Any man who maintained that all the effects of magic were true, or who believed that they were all illusions, would be rather a radish than a man. Most often the devil, being the father of lies, deceives us and blinds our eyes or mocks our other senses with vain illusory images: and not seldom God prevents him from achieving on behalf of witches what he would and could truly essay; and when he sees that this is so he has recourse to glamours, so that his impotence may not be perceived. But when God permits it, and the devil wishes to produce a true effect, provided that it does not exceed his power, then there is nothing to prevent him from effecting a genuine result; for he then applies active to passive principles, and natural causes engender a true effect. Dionysius of Athens (De Diuinis Hominibus, IV.) proves this when he affirms that the Devil did not, in sinning, lose his natural gifts, so that he has the greatest natural strength together with age-long and unlimited experience to enable him to produce a true effect when he desired.
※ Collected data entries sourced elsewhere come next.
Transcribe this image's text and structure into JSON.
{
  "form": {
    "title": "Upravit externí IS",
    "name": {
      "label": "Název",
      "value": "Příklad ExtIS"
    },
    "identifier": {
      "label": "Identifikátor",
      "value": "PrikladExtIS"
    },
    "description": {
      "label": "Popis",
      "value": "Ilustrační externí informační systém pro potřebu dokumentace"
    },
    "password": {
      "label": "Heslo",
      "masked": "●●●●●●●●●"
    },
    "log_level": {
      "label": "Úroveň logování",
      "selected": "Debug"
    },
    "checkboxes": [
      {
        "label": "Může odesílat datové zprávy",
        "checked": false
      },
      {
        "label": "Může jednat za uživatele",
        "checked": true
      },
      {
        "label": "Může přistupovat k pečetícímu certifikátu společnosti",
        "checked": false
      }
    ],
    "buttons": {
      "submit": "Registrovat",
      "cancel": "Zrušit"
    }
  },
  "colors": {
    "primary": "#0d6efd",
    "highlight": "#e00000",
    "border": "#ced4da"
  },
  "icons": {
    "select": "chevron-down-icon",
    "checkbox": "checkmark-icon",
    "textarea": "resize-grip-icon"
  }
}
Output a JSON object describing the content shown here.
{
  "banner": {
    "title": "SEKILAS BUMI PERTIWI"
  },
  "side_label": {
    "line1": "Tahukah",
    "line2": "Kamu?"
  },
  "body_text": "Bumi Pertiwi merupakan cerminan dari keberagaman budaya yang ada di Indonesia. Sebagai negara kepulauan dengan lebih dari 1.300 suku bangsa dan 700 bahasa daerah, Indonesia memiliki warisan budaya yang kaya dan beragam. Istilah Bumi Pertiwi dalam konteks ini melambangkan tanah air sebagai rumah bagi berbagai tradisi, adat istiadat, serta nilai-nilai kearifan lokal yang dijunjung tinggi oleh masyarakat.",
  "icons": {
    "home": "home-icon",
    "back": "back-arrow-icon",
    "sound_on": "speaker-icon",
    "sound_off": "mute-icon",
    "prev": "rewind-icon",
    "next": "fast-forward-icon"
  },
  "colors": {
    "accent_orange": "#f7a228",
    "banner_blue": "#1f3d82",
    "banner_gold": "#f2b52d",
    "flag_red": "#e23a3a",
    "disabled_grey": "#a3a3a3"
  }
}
But witches’ works are illusions, not real but apparent. This is shown by Glycas[1] where he speaks of the Egyptian Magicians who seemed to do as Moses did, and says: “They indeed changed their rods into serpents, but the rod of Moses swallowed their rods. And they also changed the water into blood, but once it had been changed, they could not restore it to its former state. They brought forth frogs also, but they were unable to protect the houses of the Egyptians from them. They had power to plague the Egyptians, but they had no power to ease their afflictions. Rather did God afflict the magicians with the same boils and blains as the rest of the people suffered; that it might be shown that not only were they unable to avert the divine punishment, but they must themselves partake of it.”

Examples.

We read that the sorcerer Pasetes by means of certain enchantments caused a sumptuous feast to appear, and again he made all vanish at his pleasure. He used also to buy things and count out the price, and shortly the money would be found to have passed back secretly from the seller to the buyer. In S. Clement of Rome we also read much concerning Simon Magus: that he made a new man out of air, whom he could render invisible at will; that he could pierce stones as if they were clay; that he brought statues to life; that when cast into the fire he was not burned; that he had two faces like another Janus; that he could change himself into a ram or a goat; that he flew in the air; that he suddenly produced a great quantity of gold; that he could set up kings and cast them down; that he com-


  1. “Glycas.” Michael Glycas, Byzantine historian. His “Annals” commence with the Creation and conclude with the death of Alexis I, Commenus, 1118. Editions; Bekker, Bonn, 1836; Migne, Paris, 1866.